F5 Extends Ability to Scale and Secure Network Traffic Across Kubernetes Clusters
F5 is making available an update to F5 BIG-IP Next Cloud-Native Network Functions (CNF) to make it simpler to scale network traffic horizontally across Kubernetes clusters.
Additionally, version 2.0 of F5 BIG-IP Next CNF provides support for faster DNS queries, an ability to enforce polices along with a set of unified firewall, distributed denial of service (DDoS) mitigations, intrusion prevention system (IPS) and carrier-grade network address translation services that can all be centrally managed.
The latest version of F5 BIG-IP Next CNF 2.0 makes use of disaggregation to reduce CPU utilization rates by a third, while simultaneously consolidating services to reduce infrastructure costs by more than 60%, the company claims.
Finally, F5 has certified BIG-IP Next CNF 2.0 compatibility with Red Hat OpenShift, an application development and deployment platform based on Kubernetes.
BIG-IP Next CNF 2.0 is designed to be deployed on top of the F5 Application Delivery and Security Platform (ADSP) to make it simpler to provide networking and security services at scale to cloud-native applications running across a distributed computing environment.
Mike Rau, senior vice president of technical enterprise strategy and business development at F5, said as more data-intensive applications that incorporate artificial intelligence (AI) models are deployed on Kubernetes clusters, the need for a platform capable of providing higher levels of network bandwidth by optimizing network traffic flows is becoming more acute. That’s critical because many more of these distributed applications are more latency-sensitive than previous generations of cloud-native applications, he added.

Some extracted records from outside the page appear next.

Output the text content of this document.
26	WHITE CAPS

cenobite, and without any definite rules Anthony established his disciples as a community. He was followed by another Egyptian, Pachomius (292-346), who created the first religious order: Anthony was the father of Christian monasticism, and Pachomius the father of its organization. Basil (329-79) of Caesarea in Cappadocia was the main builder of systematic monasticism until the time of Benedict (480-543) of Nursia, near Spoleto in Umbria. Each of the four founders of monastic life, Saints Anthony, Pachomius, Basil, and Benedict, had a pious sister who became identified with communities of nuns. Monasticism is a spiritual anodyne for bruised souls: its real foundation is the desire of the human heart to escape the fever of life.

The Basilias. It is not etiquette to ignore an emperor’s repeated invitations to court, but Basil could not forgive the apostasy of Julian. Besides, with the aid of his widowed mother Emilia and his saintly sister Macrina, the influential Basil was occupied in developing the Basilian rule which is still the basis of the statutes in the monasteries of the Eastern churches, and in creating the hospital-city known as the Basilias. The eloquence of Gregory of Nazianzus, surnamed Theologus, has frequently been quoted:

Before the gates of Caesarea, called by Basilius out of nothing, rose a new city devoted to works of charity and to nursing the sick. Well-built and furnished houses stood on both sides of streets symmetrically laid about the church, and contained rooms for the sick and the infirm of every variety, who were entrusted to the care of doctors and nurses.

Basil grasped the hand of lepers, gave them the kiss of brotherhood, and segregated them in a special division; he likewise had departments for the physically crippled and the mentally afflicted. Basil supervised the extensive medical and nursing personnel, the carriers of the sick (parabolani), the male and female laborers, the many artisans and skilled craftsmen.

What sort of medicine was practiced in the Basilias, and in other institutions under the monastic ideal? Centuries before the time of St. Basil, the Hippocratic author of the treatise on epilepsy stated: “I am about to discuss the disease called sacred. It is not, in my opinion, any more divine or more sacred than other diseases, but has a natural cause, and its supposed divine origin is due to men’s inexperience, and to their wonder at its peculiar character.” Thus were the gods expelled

Just as equally importantly, IT teams need to be able to also centrally manage guardrails to ensure AI models are only exposed to data being accessed over application programming interfaces (APIs) that are managed and governed via the F5 ADSP, noted Rau.
It’s not clear what impact AI is having on network bandwidth requirements but the percentage of AI applications being deployed on Kubernetes clusters continues to climb. AI traffic, after all, is just another type of API traffic, said Rau. The challenge is finding a way to manage and secure AI applications that are invoking APIs at levels that are orders of magnitude greater than legacy applications, he added.
At the same time, more organizations are also discovering a new found appreciation for API security with the rise of AI models, which are subject to multiple cyberattack vectors that can lead to everything from data being extracted or, worse yet, deliberately poisoned in a way that leads to inaccurate outputs being generated, added Rau.
There are, of course, many approaches to securing access to APIs and associated networking services, but F5 is making a case of an approach that extends investments already made in its core ADSP.
The challenge now, of course, is to make sure that the teams building and deploying AI applications understand how existing investments in IT infrastructure can be extended to meet their requirements versus acquiring entirely different classes of infrastructure that someone then needs to support alongside all the existing infrastructure that has already been deployed.